I did some adventurous iterating to grab all the correct tweets by essentially grabbing all ids that replied to the original tweet, then all ids that replied to those replies, and so on, subsetting to only tweets involved in this particular tree.

id <- "887493806735597568"
diff <- 1
while (diff != 0) {
id_next <- tweets %>%
  filter(in_reply_to_status_status_id %in% id) %>%
  pull(status_id)
id_new <- unique(c(id, id_next))
diff <- length(id_new) - length(id)
id <- id_new
}

all_replies <- tweets %>% 
  filter(in_reply_to_status_status_id %in% id)

I spent 5 minutes TOO LONG trying to decide how to spell replyee, by which I mean “one who is replied to”.

Pull the replyee and replier text

from_text <- all_replies %>%
  select(in_reply_to_status_status_id) %>%
  left_join(all_replies, c("in_reply_to_status_status_id" = "status_id")) %>%
  select(screen_name, text)

Set the text for the infamous tweet_0.

tweet_0 <- "@hspter: Do you like getting google calendar invites from your friends for lunches / coffees / etc.?"

For some reason ggiraph gets very 😭 about single quotes, so we must replace them.

to_text <- paste0(all_replies$screen_name, ": ", all_replies$text)
to_text <- gsub("'", "`", to_text)
from_text <- paste0(from_text$screen_name, ": ", from_text$text)
from_text <- gsub("'", "`", from_text)

Create the edges

edges <- tibble::tibble(
  from = from_text,
  to = to_text
) %>%
  mutate(from = ifelse(
    from == "NA: NA",
    tweet_0,
    from)
  )

Create the graph

graph <- graph_from_data_frame(edges, directed = TRUE)
V(graph)$tooltip <- V(graph)$name

set.seed(525)
p <- ggraph(graph, layout = "nicely") + 
  geom_edge_link() + 
  geom_point_interactive(aes(x, y, color = "red", alpha = 0.05, tooltip = tooltip)) +
  theme_void() + 
  theme(legend.position = "none")
ggiraph(code = print(p),
        width_svg = 10,
        zoom_max = 4)
Function `ggiraph()` is replaced by `girafe()` and will be removed soon.
Warning: Using the `size` aesthetic in this geom was deprecated in
ggplot2 3.4.0.
ℹ Please use `linewidth` in the `default_aes` field and
  elsewhere instead.

Isn’t that easier to navigate? I must admit I kind of love that it quite resembles a barely budding Cherry Blossom 💃.

P.S. A little text analysis

Coming at you 🔥 from the fresh-off-the-press Text Mining with R, let’s do a little sentiment analysis to see how folks were feeling while replying to this curiosity.
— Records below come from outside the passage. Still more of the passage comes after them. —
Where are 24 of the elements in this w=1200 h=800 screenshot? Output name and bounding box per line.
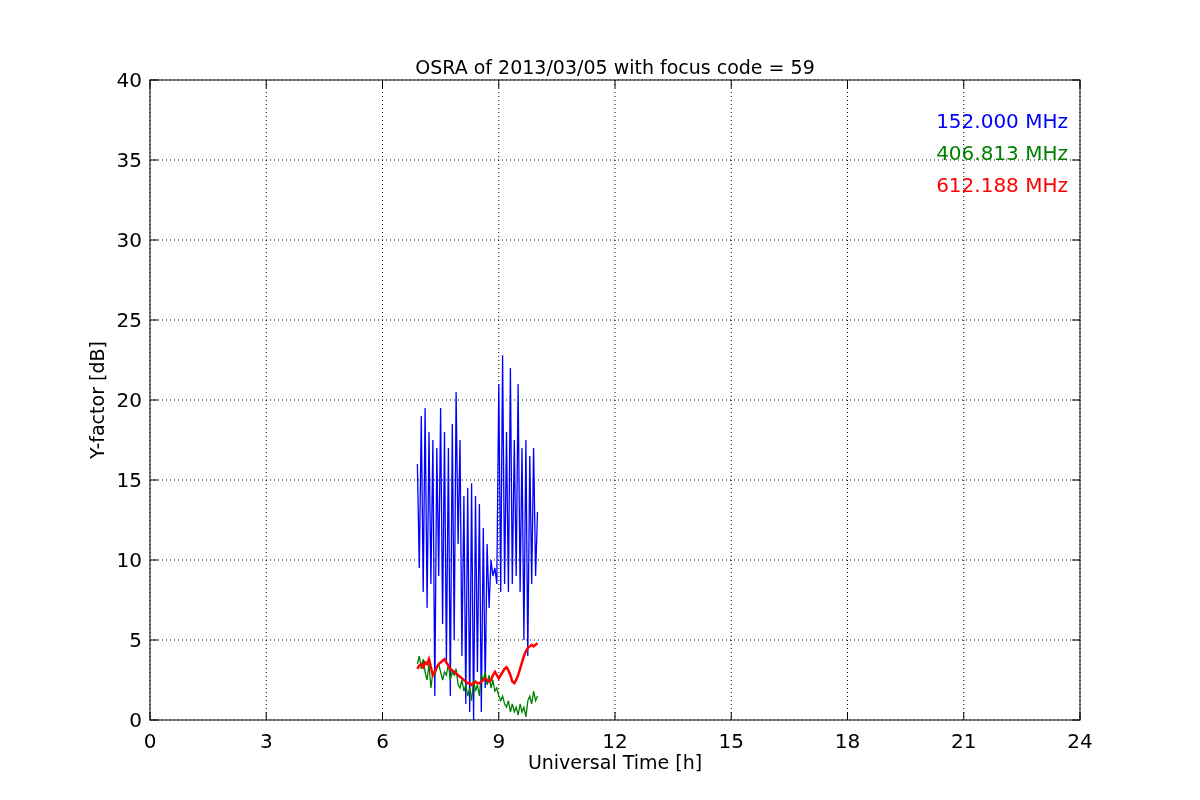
tick-label: 30	[116, 228, 142, 252]
tick-label: 0	[143, 729, 157, 753]
tick-label: 24	[1067, 729, 1093, 753]
legend-label: 406.813 MHz	[936, 141, 1068, 165]
tick-label: 10	[116, 548, 142, 572]
tick-label: 0	[129, 708, 142, 732]
tick-label: 6	[376, 729, 389, 753]
tick-label: 15	[718, 729, 744, 753]
tick-label: 15	[116, 468, 142, 492]
tick-label: 5	[129, 628, 142, 652]
tick-label: 18	[834, 729, 861, 753]
tick-label: 35	[116, 148, 142, 172]
legend-label: 152.000 MHz	[936, 109, 1068, 133]
tick-label: 20	[116, 388, 142, 412]
tick-label: 25	[116, 308, 142, 332]
tick-label: 9	[492, 729, 506, 753]
tick-label: 3	[259, 729, 273, 753]
tick-label: 21	[951, 729, 977, 753]
axis-label: Y-factor [dB]	[86, 341, 108, 459]
legend-label: 612.188 MHz	[936, 173, 1068, 197]
tick-label: 40	[116, 68, 142, 92]
tick-label: 12	[602, 729, 628, 753]
axis-label: Universal Time [h]	[527, 751, 703, 773]
chart-title: OSRA of 2013/03/05 with focus code = 59	[415, 56, 815, 78]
Check out an example just like this and more examples on the Text Mining with R website

library("tidytext")
#this will drop links & symbols
drop_pattern <- "https://t.co/[A-Za-z\\d]+|http://[A-Za-z\\d]+|&amp;|&lt;|&gt;|RT|https|ht"
unnest_pattern <- "([^A-Za-z_\\d#@']|'(?![A-Za-z_\\d#@]))"

all_replies %>% 
  mutate(text = stringr::str_replace_all(text, drop_pattern, "")) %>%
  unnest_tokens(word, 
                text, 
                token = "regex", 
                pattern = unnest_pattern) %>%
  inner_join(get_sentiments("bing"), by = "word") %>%
  count(word, sentiment, sort = TRUE) %>%
  ungroup() %>%
  group_by(sentiment) %>%
  top_n(5) %>%
  ungroup() %>%
  mutate(word = reorder(word, n)) %>%
  ggplot(aes(word, n, fill = sentiment)) +
  geom_col(show.legend = FALSE) +
  facet_wrap(~sentiment, scales = "free_y") +
  labs(y = "Contribution to sentiment",
       x = NULL) +
  coord_flip()

It looks like the poll represents the people! There seems to generally be more positive sentiment, with some strongly worded negative sentiment snuck in there 😉.